The Battle of Samos (Greek: Ναυμαχία της Σάμου) was a naval battle fought on August 5, 1824 off the Greek island of Samos during the Greek War of Independence.
The island of Samos, under its leader, Lykourgos Logothetis, had successfully rebelled against the Ottomans in 1821. The island’s position however, a few miles off the Anatolian coast, made it vulnerable to a potential Ottoman attack. In the summer of 1824, following the destruction of Psara, a joint Ottoman-Egyptian fleet and troops assembled on the Anatolian coast, with the intention of capturing the island. Anxious to avoid repeating the failure to protect Psara, the Greek fleet, under admirals Georgios Sachtouris and Andreas Vokos Miaoulis, assembled to guard the island.

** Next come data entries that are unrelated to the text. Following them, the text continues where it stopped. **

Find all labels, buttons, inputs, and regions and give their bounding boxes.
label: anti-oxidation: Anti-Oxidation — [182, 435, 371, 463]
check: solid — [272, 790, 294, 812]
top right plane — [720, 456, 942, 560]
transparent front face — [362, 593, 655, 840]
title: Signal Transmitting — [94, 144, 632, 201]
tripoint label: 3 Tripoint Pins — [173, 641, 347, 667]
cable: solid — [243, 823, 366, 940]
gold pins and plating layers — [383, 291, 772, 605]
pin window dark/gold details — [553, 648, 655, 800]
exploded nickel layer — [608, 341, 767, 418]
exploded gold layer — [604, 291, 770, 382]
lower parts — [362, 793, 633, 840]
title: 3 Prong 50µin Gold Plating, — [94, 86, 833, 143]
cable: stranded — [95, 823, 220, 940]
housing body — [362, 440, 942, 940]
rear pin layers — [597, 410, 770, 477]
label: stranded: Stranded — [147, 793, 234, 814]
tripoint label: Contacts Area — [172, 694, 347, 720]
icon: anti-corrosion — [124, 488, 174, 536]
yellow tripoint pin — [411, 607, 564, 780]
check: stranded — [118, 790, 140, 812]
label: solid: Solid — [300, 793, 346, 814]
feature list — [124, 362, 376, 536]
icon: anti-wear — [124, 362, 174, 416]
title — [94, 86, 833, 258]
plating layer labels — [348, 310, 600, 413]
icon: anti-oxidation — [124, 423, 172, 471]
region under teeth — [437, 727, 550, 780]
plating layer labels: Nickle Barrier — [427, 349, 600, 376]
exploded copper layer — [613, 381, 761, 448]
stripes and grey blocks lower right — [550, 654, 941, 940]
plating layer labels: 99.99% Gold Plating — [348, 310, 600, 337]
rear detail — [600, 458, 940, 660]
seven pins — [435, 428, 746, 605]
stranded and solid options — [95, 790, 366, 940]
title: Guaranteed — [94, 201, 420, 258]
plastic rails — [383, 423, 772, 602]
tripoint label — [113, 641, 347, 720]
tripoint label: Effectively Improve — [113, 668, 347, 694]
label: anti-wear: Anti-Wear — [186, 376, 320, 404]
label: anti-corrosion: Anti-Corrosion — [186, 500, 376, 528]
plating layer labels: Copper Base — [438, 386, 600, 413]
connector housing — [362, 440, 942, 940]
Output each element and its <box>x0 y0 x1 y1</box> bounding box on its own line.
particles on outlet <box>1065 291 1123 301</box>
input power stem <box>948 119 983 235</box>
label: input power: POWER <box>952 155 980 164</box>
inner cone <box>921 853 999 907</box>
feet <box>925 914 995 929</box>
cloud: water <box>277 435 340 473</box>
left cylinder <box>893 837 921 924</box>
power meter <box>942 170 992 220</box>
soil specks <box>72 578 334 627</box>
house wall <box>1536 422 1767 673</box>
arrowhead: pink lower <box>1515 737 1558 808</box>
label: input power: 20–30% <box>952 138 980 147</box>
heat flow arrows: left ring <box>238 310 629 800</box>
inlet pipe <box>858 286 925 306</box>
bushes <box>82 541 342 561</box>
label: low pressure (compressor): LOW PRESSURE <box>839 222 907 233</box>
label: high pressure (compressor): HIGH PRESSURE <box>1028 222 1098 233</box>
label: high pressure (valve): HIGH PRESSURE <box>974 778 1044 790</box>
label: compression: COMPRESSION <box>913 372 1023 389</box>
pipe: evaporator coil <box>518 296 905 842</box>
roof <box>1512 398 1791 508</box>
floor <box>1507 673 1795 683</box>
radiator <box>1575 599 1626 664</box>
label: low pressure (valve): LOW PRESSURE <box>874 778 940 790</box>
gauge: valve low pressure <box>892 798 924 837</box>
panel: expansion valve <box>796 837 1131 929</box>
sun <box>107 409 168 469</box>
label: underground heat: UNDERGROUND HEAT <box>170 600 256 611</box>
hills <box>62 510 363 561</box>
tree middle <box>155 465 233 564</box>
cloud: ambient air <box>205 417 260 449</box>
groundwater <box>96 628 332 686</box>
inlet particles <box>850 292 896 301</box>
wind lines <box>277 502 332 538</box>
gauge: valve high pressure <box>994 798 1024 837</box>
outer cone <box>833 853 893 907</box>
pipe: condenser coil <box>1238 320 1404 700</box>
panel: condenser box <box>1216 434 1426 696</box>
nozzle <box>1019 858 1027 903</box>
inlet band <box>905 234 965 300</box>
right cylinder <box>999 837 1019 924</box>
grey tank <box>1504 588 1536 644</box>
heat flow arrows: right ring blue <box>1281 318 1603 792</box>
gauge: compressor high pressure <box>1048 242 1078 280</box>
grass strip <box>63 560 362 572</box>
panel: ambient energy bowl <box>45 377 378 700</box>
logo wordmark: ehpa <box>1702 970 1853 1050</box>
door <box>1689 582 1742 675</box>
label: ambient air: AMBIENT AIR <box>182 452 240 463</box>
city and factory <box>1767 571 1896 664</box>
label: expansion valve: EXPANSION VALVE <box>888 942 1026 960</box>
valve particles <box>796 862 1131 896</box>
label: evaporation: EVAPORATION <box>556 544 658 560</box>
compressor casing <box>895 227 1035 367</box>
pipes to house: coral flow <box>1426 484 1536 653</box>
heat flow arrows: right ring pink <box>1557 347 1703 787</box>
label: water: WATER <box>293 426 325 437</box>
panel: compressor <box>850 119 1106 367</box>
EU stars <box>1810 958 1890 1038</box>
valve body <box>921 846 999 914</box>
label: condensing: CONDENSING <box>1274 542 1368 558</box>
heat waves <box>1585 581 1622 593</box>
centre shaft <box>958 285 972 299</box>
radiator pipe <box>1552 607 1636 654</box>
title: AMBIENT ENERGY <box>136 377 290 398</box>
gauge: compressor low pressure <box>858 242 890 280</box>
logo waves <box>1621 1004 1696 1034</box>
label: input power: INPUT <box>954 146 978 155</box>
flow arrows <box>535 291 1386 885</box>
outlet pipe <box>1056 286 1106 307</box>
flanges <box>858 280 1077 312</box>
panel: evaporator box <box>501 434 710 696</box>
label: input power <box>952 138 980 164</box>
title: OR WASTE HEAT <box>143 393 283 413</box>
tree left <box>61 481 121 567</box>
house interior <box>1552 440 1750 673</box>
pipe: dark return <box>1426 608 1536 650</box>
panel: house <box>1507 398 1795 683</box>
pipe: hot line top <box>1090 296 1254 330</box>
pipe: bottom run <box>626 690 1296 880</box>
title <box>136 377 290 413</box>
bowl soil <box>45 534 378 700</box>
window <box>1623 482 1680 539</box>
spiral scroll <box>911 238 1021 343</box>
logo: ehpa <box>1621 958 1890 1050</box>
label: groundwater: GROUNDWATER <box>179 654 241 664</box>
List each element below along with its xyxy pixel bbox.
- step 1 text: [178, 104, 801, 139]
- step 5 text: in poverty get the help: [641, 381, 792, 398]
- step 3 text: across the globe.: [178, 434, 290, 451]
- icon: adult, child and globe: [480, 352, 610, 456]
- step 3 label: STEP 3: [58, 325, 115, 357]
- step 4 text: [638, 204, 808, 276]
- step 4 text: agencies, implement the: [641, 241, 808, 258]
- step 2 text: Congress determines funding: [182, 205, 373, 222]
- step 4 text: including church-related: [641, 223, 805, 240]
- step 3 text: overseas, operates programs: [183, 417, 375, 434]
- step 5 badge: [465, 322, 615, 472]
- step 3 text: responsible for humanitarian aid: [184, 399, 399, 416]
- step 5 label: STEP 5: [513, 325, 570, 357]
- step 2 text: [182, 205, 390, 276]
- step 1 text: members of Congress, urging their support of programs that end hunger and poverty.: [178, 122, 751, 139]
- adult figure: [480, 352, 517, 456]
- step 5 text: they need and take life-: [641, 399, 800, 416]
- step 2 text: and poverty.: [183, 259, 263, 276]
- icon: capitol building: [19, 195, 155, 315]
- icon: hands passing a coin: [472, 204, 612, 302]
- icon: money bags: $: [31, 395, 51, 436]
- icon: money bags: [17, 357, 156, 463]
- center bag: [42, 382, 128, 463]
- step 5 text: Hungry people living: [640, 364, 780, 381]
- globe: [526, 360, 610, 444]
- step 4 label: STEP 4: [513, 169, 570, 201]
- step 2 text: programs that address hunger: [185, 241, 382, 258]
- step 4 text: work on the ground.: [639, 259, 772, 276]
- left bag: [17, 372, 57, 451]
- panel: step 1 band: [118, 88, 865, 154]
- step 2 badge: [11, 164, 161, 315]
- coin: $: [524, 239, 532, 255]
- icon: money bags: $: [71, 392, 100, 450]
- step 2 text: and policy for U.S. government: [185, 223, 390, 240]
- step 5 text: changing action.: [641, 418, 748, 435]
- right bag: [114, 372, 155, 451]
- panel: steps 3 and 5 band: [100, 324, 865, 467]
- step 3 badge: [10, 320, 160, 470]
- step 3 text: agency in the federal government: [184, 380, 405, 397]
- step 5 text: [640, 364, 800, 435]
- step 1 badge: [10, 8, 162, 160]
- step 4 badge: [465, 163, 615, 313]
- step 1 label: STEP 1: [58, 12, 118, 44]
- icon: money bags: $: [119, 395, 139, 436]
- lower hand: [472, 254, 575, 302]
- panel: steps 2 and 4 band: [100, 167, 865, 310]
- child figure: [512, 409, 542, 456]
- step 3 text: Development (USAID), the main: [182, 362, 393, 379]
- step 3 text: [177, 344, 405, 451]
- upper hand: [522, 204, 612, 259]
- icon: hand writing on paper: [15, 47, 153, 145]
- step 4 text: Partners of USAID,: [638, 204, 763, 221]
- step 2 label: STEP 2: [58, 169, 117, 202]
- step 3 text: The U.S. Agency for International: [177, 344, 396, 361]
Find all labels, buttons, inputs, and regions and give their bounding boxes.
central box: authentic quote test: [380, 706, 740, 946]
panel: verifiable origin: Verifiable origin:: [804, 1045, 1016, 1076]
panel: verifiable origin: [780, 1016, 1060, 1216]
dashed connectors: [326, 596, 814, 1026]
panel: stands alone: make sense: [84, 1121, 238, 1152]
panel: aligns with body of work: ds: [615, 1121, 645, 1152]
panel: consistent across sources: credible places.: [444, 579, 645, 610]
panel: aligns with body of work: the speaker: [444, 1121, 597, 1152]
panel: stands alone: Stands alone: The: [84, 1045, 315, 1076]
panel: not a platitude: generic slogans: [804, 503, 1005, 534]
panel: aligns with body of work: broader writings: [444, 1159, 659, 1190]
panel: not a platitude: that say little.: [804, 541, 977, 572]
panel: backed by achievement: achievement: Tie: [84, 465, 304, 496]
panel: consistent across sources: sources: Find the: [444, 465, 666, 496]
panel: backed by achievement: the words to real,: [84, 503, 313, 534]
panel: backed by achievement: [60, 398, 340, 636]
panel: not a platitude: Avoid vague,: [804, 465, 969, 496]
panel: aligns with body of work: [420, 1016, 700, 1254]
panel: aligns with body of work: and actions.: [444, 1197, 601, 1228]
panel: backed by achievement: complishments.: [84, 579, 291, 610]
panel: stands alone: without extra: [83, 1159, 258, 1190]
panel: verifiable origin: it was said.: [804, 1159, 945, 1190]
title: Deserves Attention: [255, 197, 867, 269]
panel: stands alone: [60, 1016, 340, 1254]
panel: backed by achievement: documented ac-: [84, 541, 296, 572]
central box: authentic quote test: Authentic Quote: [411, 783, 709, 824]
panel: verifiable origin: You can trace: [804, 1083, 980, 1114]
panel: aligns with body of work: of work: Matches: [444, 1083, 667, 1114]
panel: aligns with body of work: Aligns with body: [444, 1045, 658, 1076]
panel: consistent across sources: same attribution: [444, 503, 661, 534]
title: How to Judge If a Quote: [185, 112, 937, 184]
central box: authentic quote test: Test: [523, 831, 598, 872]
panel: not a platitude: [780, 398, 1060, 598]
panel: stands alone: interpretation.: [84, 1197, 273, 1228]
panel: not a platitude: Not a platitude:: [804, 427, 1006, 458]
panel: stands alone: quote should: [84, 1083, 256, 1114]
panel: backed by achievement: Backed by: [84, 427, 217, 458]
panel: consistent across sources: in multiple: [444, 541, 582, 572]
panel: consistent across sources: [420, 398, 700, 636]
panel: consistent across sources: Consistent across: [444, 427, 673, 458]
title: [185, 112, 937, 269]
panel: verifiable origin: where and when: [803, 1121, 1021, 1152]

The battle occurred on August 5, as the Ottoman-Egyptian fleet moved to bombard the fortress of Samos town. The Greek fireships, including one under the celebrated Constantine Kanaris, then attacked and succeeded in burning several Ottoman ships, forcing the Kapudan Pasha Mehmed Hüsrev to withdraw. Together with the victory at the strait of Gerontas soon after, the battle of Samos ensured the safety of the island; Samos was not threatened again by the Ottomans for the duration of the war. However, it was also not included in independent Greece; rather, it became an autonomous principality under Ottoman suzerainty until the Balkan Wars.